Die Beantwortung dieser Frage ist eng mit den Erfahrungen gelungener Meinungsmanipulation verbunden. Von den Massenvernichtungswaffen im Irak, menschgemachtem Klima-Weltuntergang, der tödlichen Pandemie und ihrer segensreichen Impfung bis zur „selbstbewussten afghanischen Zivilgesellschaft“ – an die Stelle von Wissen ist Haltung getreten und Realitäten sind folglich dem Wünschbaren gewichen. Die Neigung, eigenen gesunden Menschenverstand mit gesinnungsethischen Narrativen zu überlagern, ist in dem Maße größer geworden, wie das medial einsickernde Wohlstandsfett – von den woken Gesellschaftsumbauern geschickt genutzt – seine dekadente Zerstörung entfalten konnte. Ruinöse deutsche Sonderwege sind das Kontinuum unserer Geschichte. Und die „aus der Geschichte gelernt haben“ Wollenden bevölkern heute – zumeist ohne Berufsabschluss und Kompetenz – die Brücke des Narrenschiffs. Habeck: „Nichtsmachen ist auch keine Alternative“. Will heißen: Dann lieber ein neuer Feldversuch an uns allen.

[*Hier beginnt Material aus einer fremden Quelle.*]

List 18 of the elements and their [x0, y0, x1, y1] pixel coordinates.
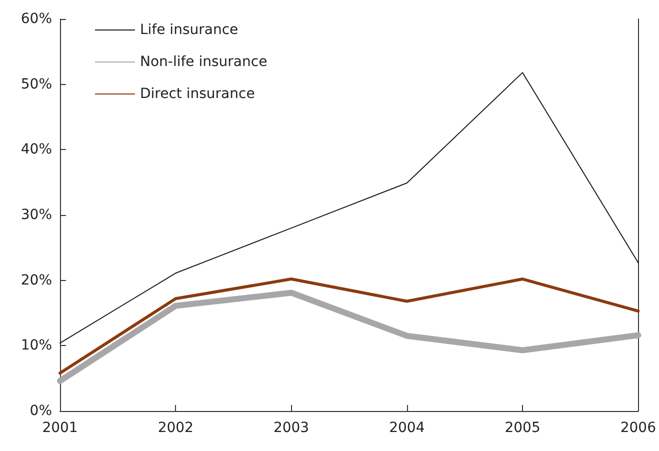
y-tick-label: 30%	[20, 207, 52, 223]
y-tick-label: 60%	[20, 11, 52, 27]
line-series	[58, 278, 640, 375]
y-tick-label: 10%	[20, 338, 52, 354]
x-tick-label: 2004	[389, 420, 425, 436]
line-series	[60, 72, 639, 344]
legend-label: Non-life insurance	[140, 54, 268, 70]
y-tick-label: 20%	[20, 272, 52, 288]
x-tick-label: 2005	[504, 420, 540, 436]
y-tick-label: 0%	[30, 403, 52, 419]
y-tick-label: 40%	[20, 142, 52, 158]
x-tick-label: 2003	[273, 420, 310, 436]
y-tick-label: 50%	[20, 76, 52, 92]
x-tick-label: 2006	[620, 420, 656, 436]
legend-label: Life insurance	[140, 22, 238, 38]
x-tick-label: 2001	[42, 420, 78, 436]
x-tick-label: 2002	[158, 420, 194, 436]
legend-label: Direct insurance	[140, 86, 255, 102]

Gute Politik ist nach F.J. Strauß langsam, öde und staubtrocken. Auf der Suche nach Kompromissen in der Bewahrung dessen was wir vorgefunden haben. Frieden, auch sozialer, ist nur mit dieser wohldosierten Ambition zu haben. Eine Rückkehr zu einer wirklichen Friedenspolitik im Interesse Deutschlands und seiner Bürger ist die vielleicht wichtigste Forderung heute.